Here’s a graph plotting the CSV file from various objects the POC command has been executed against:

Performance benchmarking results

Some observations:

  • As expected, the GCP (GetClosestPoint) approach is generally the most efficient, whether the point is on or off the curve.
  • The GDAP (GetDistAtPoint) approach is comparable – and in some cases cheaper, such as for circles – when the point is on the curve, but much, much worse when the point is not.
    • When the point is on the curve, the function returns and there’s no need for further operations to be performed (whereas with GCP there is a modest amount of vector arithmetic to be done per call).
    • When the point is off the curve, an exception is thrown and caught (relatively expensively, as the stack needs to be unwound and stored for a stack trace), which causes a spike in the time taken to complete the operations.
  • The PL (Polyline-specific segment iteration & testing) approach is cheap when you pick a point on and early segment, but in all other cases is pretty expensive (and this will go up, the larger the size of the polyline).
  • All these operations are relatively expensive when performed on Splines, presumably from the need to call through to ASM (the Autodesk Shape Modeler component).
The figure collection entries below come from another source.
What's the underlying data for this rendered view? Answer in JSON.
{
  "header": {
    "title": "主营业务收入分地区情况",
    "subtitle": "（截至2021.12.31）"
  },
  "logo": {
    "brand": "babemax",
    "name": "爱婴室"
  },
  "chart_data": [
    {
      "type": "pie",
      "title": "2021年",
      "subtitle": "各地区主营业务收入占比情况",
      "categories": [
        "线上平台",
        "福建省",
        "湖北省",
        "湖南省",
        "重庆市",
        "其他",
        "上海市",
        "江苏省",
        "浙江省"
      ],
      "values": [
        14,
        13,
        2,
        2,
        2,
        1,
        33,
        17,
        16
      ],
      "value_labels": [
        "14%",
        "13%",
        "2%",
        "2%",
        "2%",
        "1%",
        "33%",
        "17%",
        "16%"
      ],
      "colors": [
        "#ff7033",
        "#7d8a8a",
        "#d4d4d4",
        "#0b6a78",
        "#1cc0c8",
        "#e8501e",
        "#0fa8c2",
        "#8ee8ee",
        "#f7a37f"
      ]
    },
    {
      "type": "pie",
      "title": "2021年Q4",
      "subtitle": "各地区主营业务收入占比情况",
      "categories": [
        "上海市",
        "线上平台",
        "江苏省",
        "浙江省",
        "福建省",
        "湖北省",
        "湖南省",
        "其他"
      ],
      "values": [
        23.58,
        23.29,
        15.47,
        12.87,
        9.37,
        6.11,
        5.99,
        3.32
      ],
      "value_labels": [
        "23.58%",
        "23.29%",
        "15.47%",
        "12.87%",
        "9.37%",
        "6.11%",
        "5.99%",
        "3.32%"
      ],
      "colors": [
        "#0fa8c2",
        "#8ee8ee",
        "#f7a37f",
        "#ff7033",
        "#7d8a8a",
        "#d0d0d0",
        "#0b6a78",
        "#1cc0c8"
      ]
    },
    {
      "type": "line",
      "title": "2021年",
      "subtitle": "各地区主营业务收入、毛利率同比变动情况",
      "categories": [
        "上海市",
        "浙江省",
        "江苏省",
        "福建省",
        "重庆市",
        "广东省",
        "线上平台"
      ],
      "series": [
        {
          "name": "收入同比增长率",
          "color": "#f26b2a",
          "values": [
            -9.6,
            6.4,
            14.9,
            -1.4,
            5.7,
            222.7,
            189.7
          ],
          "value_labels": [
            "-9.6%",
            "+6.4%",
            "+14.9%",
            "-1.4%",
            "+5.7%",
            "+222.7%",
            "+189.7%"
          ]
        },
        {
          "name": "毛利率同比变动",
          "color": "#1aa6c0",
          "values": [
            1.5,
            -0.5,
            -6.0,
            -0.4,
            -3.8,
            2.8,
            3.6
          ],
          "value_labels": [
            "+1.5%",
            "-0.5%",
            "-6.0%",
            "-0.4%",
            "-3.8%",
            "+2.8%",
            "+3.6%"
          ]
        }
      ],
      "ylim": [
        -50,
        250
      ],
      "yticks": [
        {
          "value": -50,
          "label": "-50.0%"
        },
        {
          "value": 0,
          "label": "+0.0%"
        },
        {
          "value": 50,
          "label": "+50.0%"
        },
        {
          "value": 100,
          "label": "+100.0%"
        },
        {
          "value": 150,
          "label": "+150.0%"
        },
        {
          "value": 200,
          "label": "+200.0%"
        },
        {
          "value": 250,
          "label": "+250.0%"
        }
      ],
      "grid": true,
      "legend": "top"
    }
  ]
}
Let’s take a look at just the data for the GetClosestPoint implementation, the best overall approach to use for testing whether a point is on a curve:

Performance benchmarking results for GCP

Interestingly circles have quite a high relative cost. That said, I assume the first three are fixed, while polylines and splines will presumably get more expensive as the number of segments/control points increase: the test data used a 10-segment polyline and a spline with 7 control points – both of a modest size.

If anyone has additional thoughts on this analysis – whether you’ve seen similar behaviour or there’s something I’ve missed – please do post a comment.